Extracting Social Networks from Literary Text

Moses Boudourides

 

In this workshop, we intend to use certain natural language processing, text analysis and and machine learning techniques in order to extract social networks from texts of literary fiction (or other texts such as archives, biographies, transcripts of movies or theatrical plays etc.). In the workshop, we are going to elaborate on a mixed automatic and manual approach, which is driven by the extraction of three entities: (1) character names, (2) a direct and indirect speech attribution and (3) a categorization of attributes to characters and quoted speech (and other referrals). Text may be processed with the Stanford Named Entity Recognition (NER) tagger that seeks to locate and classify textual elements into pre-defined categories such as the names of persons, organizations, locations, expressions of times, various quantities, etc. The outcome of this task is to identify the actors of the social network to be extracted from the text. Although there are many methods for direct and indirect speech attribution (so that one might be able to identify occurrences when one character refers to or interacts with another one inside quoted speeches), due to existing time limitations in the workshop, we are going to follow a ”primitive” approach in which a first automatic retrieve of all speech quotes will be subsequently annotated manually so that one might be able to get a first (rough) approximation of the extracted social network ties among the previously identified actors.

A particular (and rather easily implemented) case of this task is when quoted speech consists of (well defined) conversational chunks, as it is the case in many theatrical plays (or transcripts of movies etc.).

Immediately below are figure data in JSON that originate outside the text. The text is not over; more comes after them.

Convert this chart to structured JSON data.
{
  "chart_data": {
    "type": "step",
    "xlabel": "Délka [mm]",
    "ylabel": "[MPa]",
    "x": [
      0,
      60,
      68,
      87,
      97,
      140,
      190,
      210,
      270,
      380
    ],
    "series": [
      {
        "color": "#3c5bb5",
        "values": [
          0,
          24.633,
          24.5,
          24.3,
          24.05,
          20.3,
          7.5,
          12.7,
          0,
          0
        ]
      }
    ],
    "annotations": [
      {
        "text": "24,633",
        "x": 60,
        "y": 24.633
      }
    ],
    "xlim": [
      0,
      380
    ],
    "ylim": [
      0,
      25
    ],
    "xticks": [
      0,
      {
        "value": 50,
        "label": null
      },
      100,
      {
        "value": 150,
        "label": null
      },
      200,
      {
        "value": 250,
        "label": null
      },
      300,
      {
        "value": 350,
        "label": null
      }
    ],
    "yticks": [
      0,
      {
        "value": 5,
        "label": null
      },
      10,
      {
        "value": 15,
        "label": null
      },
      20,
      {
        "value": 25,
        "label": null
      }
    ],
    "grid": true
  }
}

Similarly, due to the same limitations of presenting the general methodology of textual social networks extraction in the workshop, the distribution of attributes and attitudes to characters (actors) and the assignment of a certain categorical tags (labels) to speech interactions or other referrals (ties) will be done by annotators who process manually the set of sampled quotations (and possibly resorting to the context of the plot of the text). Nevertheless, in certain cases, one is able to apply the machine learning technique of sentiment analysis in order to obtain a signed social network, by evaluating the affective state of characters (actors) and the emotional effect of their speech or observational interactions or judgements (ties).